Why Automated Sensitive Data Catalog
A common misconception is that IT teams can manually compile a list of sensitive data locations. However, manual sensitive data discovery is impractical for the following reasons:
- In traditional relational databases such as Oracle, sensitive data could be lurking in opaque varchar/clob/blob columns.
- In NoSQL databases such as mongodb, the lack of predefined schema makes it challenging to manually assess what sensitive data might be stored in the database.
- Application log files also sometimes contain sensitive data. This is likely a result of developer mistake, but, unfortunately, it does happen.
- Traditional data warehouses, cloud data stores, and Hadoop often lead to the same (sensitive) data getting replicated to many data stores (Vertica, Amazon S3, Hadoop, etc.).
- Sensitive data, like other data, is often not deleted, but archived. This creates one more location where sensitive data is stored.

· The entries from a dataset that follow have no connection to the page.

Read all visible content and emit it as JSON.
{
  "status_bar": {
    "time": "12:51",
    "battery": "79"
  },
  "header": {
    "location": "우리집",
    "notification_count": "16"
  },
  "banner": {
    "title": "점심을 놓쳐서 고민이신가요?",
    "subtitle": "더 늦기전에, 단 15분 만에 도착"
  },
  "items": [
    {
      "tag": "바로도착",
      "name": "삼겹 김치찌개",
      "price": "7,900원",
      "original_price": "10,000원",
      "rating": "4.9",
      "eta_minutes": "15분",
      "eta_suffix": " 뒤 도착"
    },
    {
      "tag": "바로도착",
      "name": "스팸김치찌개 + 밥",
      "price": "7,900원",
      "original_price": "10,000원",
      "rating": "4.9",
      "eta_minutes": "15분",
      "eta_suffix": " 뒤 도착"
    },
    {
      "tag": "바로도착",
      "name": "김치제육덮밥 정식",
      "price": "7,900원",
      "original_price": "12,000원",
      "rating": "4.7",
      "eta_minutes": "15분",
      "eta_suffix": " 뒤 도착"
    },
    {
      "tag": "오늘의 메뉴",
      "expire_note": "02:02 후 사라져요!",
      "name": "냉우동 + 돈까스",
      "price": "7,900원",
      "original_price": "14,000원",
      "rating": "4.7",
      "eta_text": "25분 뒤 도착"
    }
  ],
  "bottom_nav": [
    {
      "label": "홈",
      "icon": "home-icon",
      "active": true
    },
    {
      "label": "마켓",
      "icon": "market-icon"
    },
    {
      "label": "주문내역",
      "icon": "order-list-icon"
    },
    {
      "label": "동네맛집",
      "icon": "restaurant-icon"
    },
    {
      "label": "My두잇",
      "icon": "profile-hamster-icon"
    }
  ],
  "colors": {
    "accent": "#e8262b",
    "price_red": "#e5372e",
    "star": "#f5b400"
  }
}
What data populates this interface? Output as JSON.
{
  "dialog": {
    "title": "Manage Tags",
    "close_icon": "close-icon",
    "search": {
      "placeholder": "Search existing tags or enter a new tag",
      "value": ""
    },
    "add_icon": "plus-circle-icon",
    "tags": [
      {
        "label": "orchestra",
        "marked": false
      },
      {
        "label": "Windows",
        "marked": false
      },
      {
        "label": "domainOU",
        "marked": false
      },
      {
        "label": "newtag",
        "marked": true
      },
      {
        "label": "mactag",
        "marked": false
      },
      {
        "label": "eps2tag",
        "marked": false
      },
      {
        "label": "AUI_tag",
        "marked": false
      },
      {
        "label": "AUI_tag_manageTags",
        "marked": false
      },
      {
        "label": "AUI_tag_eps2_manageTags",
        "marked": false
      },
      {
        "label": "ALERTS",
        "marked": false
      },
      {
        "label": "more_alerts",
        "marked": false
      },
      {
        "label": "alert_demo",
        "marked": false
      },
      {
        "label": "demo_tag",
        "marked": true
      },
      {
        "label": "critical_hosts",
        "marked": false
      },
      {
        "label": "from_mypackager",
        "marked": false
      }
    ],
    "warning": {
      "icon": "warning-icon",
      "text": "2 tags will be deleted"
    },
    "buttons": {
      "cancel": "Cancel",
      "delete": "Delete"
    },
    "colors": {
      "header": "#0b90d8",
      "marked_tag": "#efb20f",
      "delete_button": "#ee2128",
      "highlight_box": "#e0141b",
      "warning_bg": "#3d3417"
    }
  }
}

- Scanned documents may also contain sensitive data.
The sheer number of data stores potentially containing sensitive data makes manual discovery impractical. Clearly, automation is needed.
Combine the fact that in today’s dynamic IT environment, sensitive data locations keep changing with time, automatic sensitive data discovery becomes almost a must-have.
The Kogni Discovery Engine is the ideal solution for this problem. It scans an enterprise’s data stores and automatically builds a sensitive data catalog. The sensitive data catalog can be explored in Kogni’s intuitive, interactive dashboard, and it can also be accessed through an API to build higher-level functionality such as data-erasure logic.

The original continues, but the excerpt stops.